Our desires can, at times, feel like irresistible driving forces that govern our behavior. The want or yearning for an object, activity, or experience can be so powerful that it can dictate your actions, if you let it. The secret to controlling your desires is first, to understand the two types of desires.

On the surface, there are two types of desires: first order desires and second order desires. Everyone has first order desires, which is a desire for an act or experience. There are positive first order desires, such as the desire for success, happiness, procreation, companionship, and health. Then there are more negative first order desires that many try to resist such as eating junk food, smoking cigarettes, consuming caffeine, abusing hard drugs, committing violence, et cetera.


To have a second order desire, on the other hand, is a sign of intelligence and freewill. A second order desire is a desire about a desire. An example of this could be a person having a desire to smoke a cigarette, but then they have a desire to be rid of the desire to smoke for fear of the potential health risks. The second order desire calls into question the consequences of the first order desire and allows the individual experiencing the desires to determine whether or not the potential outcome is worth the satisfaction of the first order desire.

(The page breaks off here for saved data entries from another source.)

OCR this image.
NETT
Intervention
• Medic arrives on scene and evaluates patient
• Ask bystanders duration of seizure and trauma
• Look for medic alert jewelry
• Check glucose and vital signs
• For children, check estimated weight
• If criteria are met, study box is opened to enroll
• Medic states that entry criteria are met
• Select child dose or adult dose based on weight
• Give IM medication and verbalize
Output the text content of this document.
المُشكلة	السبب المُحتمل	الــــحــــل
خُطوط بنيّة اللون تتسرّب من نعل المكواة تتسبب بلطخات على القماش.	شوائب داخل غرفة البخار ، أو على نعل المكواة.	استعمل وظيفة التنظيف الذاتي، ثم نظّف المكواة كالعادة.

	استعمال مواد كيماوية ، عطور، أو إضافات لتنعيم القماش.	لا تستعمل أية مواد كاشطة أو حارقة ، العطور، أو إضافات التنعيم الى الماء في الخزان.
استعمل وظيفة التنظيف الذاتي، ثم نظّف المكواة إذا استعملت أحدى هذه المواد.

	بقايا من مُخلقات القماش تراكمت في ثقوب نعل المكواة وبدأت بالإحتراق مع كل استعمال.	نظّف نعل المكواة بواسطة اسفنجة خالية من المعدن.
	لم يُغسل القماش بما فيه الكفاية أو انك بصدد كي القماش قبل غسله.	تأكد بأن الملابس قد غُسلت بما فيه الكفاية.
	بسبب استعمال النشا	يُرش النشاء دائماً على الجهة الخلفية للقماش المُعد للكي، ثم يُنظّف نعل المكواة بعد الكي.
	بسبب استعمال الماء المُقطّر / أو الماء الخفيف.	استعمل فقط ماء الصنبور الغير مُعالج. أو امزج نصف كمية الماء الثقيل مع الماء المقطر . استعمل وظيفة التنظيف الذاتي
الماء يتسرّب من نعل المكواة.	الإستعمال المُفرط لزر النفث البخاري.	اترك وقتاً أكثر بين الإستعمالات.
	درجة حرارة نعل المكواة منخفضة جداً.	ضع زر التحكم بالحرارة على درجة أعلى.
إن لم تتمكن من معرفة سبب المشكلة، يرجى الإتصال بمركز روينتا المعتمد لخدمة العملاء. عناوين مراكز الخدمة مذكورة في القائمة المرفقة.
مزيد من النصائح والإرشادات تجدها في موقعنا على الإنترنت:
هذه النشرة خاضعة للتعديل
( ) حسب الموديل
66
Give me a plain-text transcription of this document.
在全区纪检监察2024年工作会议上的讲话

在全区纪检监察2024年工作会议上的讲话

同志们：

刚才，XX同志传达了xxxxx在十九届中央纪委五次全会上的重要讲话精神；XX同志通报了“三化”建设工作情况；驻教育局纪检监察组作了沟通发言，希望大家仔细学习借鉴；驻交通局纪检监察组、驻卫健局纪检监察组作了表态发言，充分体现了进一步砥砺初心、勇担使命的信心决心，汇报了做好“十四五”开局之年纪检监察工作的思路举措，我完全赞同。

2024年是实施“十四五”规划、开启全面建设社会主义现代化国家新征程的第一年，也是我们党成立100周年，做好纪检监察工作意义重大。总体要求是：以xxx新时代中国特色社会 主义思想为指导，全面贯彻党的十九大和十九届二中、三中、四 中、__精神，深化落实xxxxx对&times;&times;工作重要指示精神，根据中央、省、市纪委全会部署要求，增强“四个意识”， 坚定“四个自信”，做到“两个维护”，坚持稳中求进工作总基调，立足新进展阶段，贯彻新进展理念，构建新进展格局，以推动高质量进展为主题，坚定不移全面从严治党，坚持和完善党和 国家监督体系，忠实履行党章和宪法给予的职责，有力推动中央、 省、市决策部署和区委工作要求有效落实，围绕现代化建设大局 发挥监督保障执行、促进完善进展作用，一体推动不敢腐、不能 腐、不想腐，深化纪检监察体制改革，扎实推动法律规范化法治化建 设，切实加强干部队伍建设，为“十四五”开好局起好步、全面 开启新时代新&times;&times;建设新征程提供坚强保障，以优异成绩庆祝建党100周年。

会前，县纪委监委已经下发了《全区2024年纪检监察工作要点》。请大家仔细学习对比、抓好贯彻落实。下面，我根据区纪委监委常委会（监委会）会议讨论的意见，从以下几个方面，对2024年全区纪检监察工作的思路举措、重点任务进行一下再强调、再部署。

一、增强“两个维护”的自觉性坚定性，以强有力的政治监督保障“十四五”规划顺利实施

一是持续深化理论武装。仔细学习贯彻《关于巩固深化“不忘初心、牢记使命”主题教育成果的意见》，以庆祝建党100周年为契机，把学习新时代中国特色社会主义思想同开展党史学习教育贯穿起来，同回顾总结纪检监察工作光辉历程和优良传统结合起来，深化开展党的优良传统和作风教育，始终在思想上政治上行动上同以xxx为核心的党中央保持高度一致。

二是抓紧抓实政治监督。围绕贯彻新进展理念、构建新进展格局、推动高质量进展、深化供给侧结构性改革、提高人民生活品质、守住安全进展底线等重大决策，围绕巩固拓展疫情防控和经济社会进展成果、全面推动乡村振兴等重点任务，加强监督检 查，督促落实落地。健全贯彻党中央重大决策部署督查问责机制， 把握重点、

Without second order desires, people would compulsively indulge in all of their first order desires with no thought or consideration of the possible outcome. It is important to recognize when you are experiencing a desire and to deliberate the consequences of satisfying said desire. Doing this allows us to question our own compulsive behavior and realize the problems that we make for ourselves with the blind indulgence of our first order desires. Controlling your desires is a demonstration of your freewill, and acting from freewill is the secret to controlling your desires.

The sayings 'Control your desires or be controlled by them' and 'Free yourself from yourself' remind us to question even ourselves from time to time, to ensure we are acting from our freewill and not our automatic impulse. Many have found Yoga and meditation to be great ways to increase the awareness of your freewill and the desires that accompany it. These practices have long been used to cultivate a better relationship to desires and ultimately gain control of them.